September 21, 2012 [The Master]


I was bingeing Star Treks, and my oh my so many Black Holes to fall into, the Universe’s abandoned wells—where you pop out the other side spaghettified into something no longer a “character” but some living entity, an infinitely thin flesh-and-bone ghost of the man who isn't there—because a new one has taken his place, craggy and bent, but as strong as mad conviction.

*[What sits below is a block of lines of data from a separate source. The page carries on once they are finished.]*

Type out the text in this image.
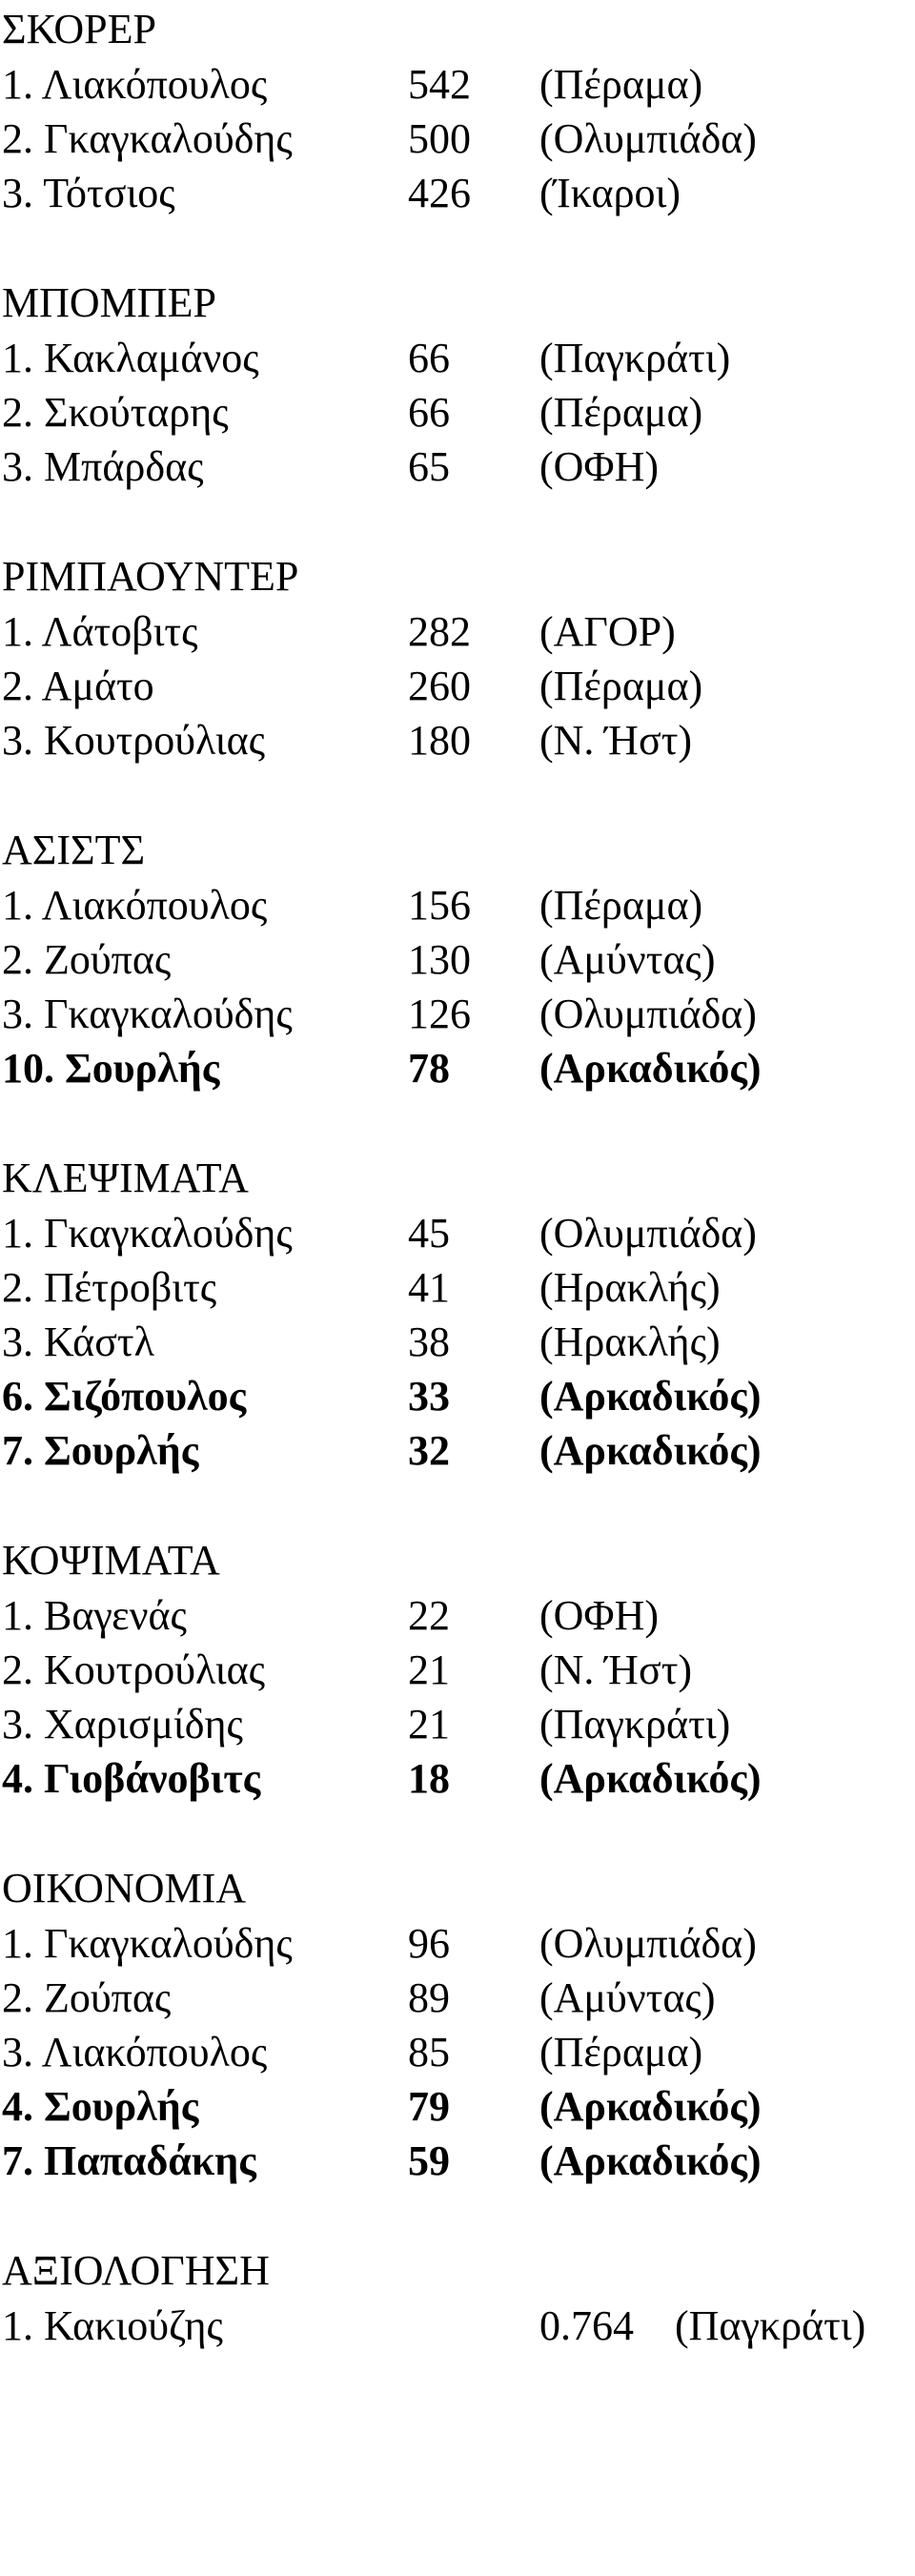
ΣΚΟΡΕΡ
1. Λιακόπουλος	542 (Πέραμα)
2. Γκαγκαλούδης	500 (Ολυμπιάδα)
3. Τότσιος	426 (Ίκαροι)
ΜΠΟΜΠΕΡ
1. Κακλαμάνος	66 (Παγκράτι)
2. Σκούταρης	66 (Πέραμα)
3. Μπάρδας	65 (ΟΦΗ)
ΡΙΜΠΑΟΥΝΤΕΡ
1. Λάτοβιτς	282 (ΑΓΟΡ)
2. Αμάτο	260 (Πέραμα)
3. Κουτρούλιας	180 (Ν. Ήστ)
ΑΣΙΣΤΣ
1. Λιακόπουλος	156 (Πέραμα)
2. Ζούπας	130 (Αμύντας)
3. Γκαγκαλούδης	126 (Ολυμπιάδα)
10. Σουρλής	78 (Αρκαδικός)
ΚΛΕΨΙΜΑΤΑ
1. Γκαγκαλούδης	45 (Ολυμπιάδα)
2. Πέτροβιτς	41 (Ηρακλής)
3. Κάστλ	38 (Ηρακλής)
6. Σιζόπουλος	33 (Αρκαδικός)
7. Σουρλής	32 (Αρκαδικός)
ΚΟΨΙΜΑΤΑ
1. Βαγενάς	22 (ΟΦΗ)
2. Κουτρούλιας	21 (Ν. Ήστ)
3. Χαρισμίδης	21 (Παγκράτι)
4. Γιοβάνοβιτς	18 (Αρκαδικός)
ΟΙΚΟΝΟΜΙΑ
1. Γκαγκαλούδης	96 (Ολυμπιάδα)
2. Ζούπας	89 (Αμύντας)
3. Λιακόπουλος	85 (Πέραμα)
4. Σουρλής	79 (Αρκαδικός)
7. Παπαδάκης	59 (Αρκαδικός)
ΑΞΙΟΛΟΓΗΣΗ
1. Κακιούζης	0.764 (Παγκράτι)
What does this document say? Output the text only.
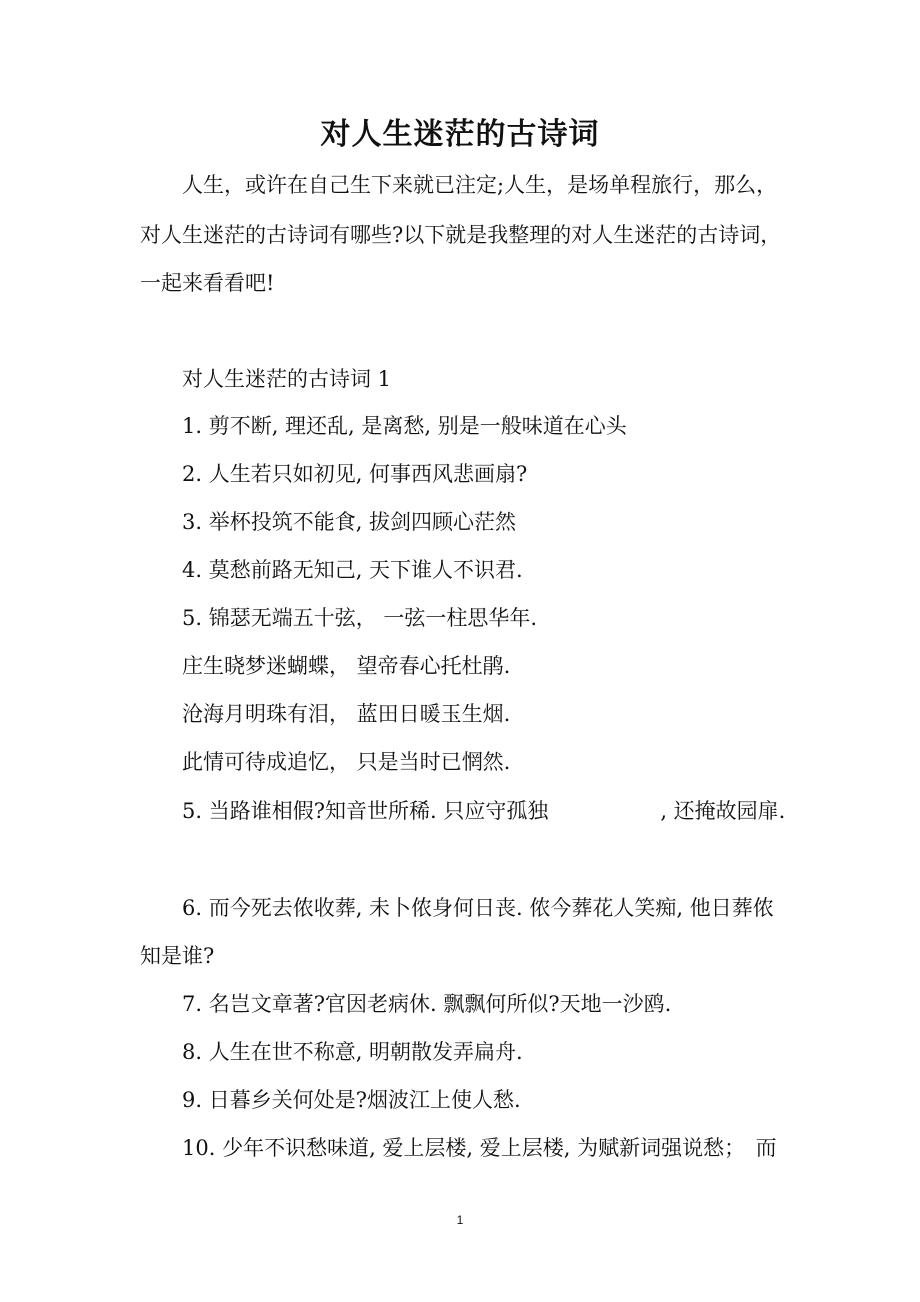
对人生迷茫的古诗词
人生，或许在自己生下来就已注定;人生，是场单程旅行，那么，
对人生迷茫的古诗词有哪些?以下就是我整理的对人生迷茫的古诗词，
一起来看看吧!
对人生迷茫的古诗词 1
1. 剪不断, 理还乱, 是离愁, 别是一般味道在心头
2. 人生若只如初见, 何事西风悲画扇?
3. 举杯投筑不能食, 拔剑四顾心茫然
4. 莫愁前路无知己, 天下谁人不识君.
5. 锦瑟无端五十弦， 一弦一柱思华年.
庄生晓梦迷蝴蝶， 望帝春心托杜鹃.
沧海月明珠有泪， 蓝田日暖玉生烟.
此情可待成追忆， 只是当时已惘然.
5. 当路谁相假?知音世所稀. 只应守孤独	, 还掩故园扉.
6. 而今死去侬收葬, 未卜侬身何日丧. 侬今葬花人笑痴, 他日葬侬
知是谁?
7. 名岂文章著?官因老病休. 飘飘何所似?天地一沙鸥.
8. 人生在世不称意, 明朝散发弄扁舟.
9. 日暮乡关何处是?烟波江上使人愁.
10. 少年不识愁味道, 爱上层楼, 爱上层楼, 为赋新词强说愁；　而
1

I roam around the American Century and see P.T. Barnums everywhere, one born every minute, a country full of hucksters huckstering everyone, including themselves, from vibrating swamis to Dianetic spacemen floating in optimistic mysticism, from Ayn Rand Objectivists slavering for upward mobility but ending up as extras in King of Kings to middle-class mysterious Reike thought-priests barely touching the surface of healing, hands-on and always looking.
—And they look so long, so deeply, that they pass through fakery into faith—and all of it American-New, shining in certainty. Oh, it all may have started in antique dimness, incense floating, indistinct glyphs on stone walls, blood on the altars; but as we propel ourselves into consumption and re-invention, we look everywhere for new minds, new bodies, and a New World we can carry around in our heads.

I find myself walking alongside Joaquin/Andy in desperate circular portage, back and forth, back and forth, exercising muscles filled with booze and loss—and violence, making me afraid not of but for us; how far can we go until we’re so far gone we can't come back?—and so here I am, another sucker on the vine, conned by spiritual healing, Joaquin's restless hands placed just so on my eyes until I see only what he shows me. The movie fades from my view, sinks into confusion and obscurity—but his face remains, his eyes especially, looking past me toward whatever Master compels him to go that far.